Activists have been following the process closely, and after the House of Representatives finished its debate, pushed for their amendments to pass in the Senate version.
At a demonstration at the State House last Thursday, several organizations joined together to appeal for remaining amendments and bills that are outstanding before the extended session ends on Dec. 31. Massachusetts Teachers Association President Merrie Najimy and union SEIU 32BJ Political Director Dalida Rocha hosted the rally.
Though the Senate budget uses a significant portion of the state’s rainy day fund, it does not increase Chapter 70 funding for public education, which was expected under Governor Charlie Baker’s education law signed in 2019.
“We need fully funded public education, with educators who look like our students, with a curriculum that validates and affirms their complex and multiple identities,” Najimy said.
As for amendments, legislators also took notice of the MBTA’s new proposal for service cuts this month and imposed their own restrictions through Amendment 152. The “Transit is essential” amendment doesn’t prohibit the service cuts planned for next year, but it does require them to use any new federal funding or new revenue to stop those cuts from happening.

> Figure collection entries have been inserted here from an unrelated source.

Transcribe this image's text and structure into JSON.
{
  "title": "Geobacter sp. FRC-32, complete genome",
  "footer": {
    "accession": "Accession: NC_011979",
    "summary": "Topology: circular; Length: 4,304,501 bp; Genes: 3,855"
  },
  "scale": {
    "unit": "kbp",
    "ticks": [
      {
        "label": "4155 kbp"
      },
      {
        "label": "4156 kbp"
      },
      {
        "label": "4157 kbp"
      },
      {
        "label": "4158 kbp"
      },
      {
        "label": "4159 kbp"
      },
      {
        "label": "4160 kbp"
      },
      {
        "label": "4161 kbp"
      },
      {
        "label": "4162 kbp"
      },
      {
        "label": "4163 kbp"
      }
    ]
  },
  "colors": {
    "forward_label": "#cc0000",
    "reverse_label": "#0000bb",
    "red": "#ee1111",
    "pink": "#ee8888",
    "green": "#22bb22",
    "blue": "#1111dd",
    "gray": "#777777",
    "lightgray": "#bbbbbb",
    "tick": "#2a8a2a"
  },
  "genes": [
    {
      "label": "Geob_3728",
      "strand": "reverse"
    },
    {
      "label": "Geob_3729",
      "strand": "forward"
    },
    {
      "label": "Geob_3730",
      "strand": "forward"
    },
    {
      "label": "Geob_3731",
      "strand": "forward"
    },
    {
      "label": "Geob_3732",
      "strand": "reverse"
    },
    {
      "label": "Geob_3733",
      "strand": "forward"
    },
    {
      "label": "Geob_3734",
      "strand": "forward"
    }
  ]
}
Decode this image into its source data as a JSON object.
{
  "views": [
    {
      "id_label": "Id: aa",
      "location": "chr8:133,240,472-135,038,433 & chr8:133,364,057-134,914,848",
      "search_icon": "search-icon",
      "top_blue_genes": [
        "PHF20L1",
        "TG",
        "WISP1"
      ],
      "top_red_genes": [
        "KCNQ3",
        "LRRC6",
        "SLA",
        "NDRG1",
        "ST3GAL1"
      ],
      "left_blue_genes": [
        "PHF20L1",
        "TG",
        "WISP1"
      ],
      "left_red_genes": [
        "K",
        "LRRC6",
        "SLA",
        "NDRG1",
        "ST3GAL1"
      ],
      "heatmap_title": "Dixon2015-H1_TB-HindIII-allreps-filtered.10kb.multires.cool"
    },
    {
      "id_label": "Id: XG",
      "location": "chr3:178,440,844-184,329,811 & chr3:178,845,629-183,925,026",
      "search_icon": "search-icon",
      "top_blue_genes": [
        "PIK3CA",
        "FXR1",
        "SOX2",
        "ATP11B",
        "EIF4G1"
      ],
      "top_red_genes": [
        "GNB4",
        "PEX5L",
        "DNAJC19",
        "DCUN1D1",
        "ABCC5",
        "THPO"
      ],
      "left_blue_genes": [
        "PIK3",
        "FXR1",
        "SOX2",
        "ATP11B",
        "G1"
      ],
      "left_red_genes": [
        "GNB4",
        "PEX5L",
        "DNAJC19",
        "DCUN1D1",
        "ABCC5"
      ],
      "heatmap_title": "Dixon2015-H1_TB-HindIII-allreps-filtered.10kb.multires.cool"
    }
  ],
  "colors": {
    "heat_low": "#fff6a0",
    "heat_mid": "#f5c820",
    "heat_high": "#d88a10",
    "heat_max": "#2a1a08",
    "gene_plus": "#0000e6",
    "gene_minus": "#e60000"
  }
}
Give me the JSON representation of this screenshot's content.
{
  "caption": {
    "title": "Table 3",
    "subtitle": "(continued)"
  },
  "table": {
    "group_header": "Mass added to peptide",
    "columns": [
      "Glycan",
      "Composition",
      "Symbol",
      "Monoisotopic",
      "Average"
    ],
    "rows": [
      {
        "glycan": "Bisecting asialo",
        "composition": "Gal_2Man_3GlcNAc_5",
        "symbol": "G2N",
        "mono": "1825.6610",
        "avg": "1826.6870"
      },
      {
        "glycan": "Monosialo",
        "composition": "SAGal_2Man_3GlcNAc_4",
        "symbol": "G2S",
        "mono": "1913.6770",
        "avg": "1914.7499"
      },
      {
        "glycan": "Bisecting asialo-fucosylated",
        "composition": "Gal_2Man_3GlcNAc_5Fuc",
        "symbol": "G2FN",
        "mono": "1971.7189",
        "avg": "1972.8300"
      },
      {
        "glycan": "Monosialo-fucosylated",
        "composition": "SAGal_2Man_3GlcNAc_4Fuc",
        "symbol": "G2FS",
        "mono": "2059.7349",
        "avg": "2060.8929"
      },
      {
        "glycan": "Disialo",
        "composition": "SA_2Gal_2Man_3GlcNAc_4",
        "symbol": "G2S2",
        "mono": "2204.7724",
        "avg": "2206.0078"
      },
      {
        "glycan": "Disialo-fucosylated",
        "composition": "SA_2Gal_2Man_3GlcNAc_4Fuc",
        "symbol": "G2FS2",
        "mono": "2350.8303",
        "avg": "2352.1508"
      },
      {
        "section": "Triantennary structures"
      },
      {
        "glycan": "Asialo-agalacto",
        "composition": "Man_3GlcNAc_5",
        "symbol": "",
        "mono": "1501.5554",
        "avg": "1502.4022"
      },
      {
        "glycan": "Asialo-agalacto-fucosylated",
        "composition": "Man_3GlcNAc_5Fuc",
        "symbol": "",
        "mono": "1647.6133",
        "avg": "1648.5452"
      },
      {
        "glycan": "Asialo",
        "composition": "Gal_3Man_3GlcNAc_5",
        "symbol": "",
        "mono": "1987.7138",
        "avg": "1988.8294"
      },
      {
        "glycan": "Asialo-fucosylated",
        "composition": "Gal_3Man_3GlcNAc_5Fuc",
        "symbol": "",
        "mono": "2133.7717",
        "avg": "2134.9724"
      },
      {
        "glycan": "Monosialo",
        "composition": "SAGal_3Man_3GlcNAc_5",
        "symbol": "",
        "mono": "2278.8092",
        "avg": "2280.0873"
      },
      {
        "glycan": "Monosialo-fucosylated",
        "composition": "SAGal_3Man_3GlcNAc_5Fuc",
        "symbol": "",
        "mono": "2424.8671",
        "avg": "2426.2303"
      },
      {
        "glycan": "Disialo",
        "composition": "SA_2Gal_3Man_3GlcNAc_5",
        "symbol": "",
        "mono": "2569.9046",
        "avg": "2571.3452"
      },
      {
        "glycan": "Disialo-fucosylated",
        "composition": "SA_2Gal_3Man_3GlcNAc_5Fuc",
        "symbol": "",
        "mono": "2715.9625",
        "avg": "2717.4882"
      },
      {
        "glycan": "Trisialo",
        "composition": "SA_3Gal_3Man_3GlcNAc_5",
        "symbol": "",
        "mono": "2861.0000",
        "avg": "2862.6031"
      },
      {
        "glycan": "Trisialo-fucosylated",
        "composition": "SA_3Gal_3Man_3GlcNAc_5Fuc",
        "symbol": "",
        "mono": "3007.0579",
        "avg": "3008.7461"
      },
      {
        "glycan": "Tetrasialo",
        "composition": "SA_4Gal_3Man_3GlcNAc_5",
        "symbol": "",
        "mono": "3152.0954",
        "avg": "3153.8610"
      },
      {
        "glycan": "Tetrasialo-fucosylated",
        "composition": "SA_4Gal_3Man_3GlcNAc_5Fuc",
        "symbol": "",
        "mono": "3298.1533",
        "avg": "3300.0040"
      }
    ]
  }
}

Mela Bush Miles, the transit-oriented development director at Alternatives for Community and Environment, spoke in favor of continued transit service.
“We have got to get our Legislature to understand how desperate our situation is going to be if they do not act now,” Miles said. Though the MBTA cuts are temporary, she insisted that it will take too long to get bus drivers and their lines back.
A COVID-related amendment passed as outbreaks are increasing in jails and prisons in Massachusetts. Sen. Sonia Chang-Diaz filed the amendment, which creates more guidelines for the Department of Corrections when working to reduce harm and depopulate facilities during an outbreak.
“This amendment would require the DOC to pursue all pathways available, including medical parole, good time credits, stopping incarceration based on technical violations, and home confinement, where safe,” Chang-Diaz wrote in a statement. The amendment received support from District Attorney Rachael Rollins, Congresswoman Ayanna Pressley and several families of incarcerated individuals.
There was also a well-supported victory for abortion activists. The ROE Act, which increases protections surrounding abortion, was adopted as an amendment to the budget. There will be no 24-hour waiting period, no judicial bypass system for young people seeking abortions, and coverage will be established for those without health insurance.
Among other bundles of amendments, Amendment 389 will ensure access to all forms of rental assistance during the pandemic and Amendment 336 provides extra eviction protections. But an emergency paid-sick-time amendment was not adopted in either house. The amendment would have allowed more sick time for workers who experience outbreaks at their workplace and provide workplaces with the funding to do so.
In the conference committees, these amendments will later make it to the final version or be scrapped for a final time.
Other bills that are still up in the air for this legislative session are the police reform bills in both houses, the Housing Stability Act, and the Safe Communities Act that limits cooperation by local governments and police departments with ICE.
Rocha says that organizations are prepared to begin the process anew at the start of 2021.
“The plan is to refile in January … We know that some of these things won’t get done this session. We already started planning, so we’re not going anywhere,” she said.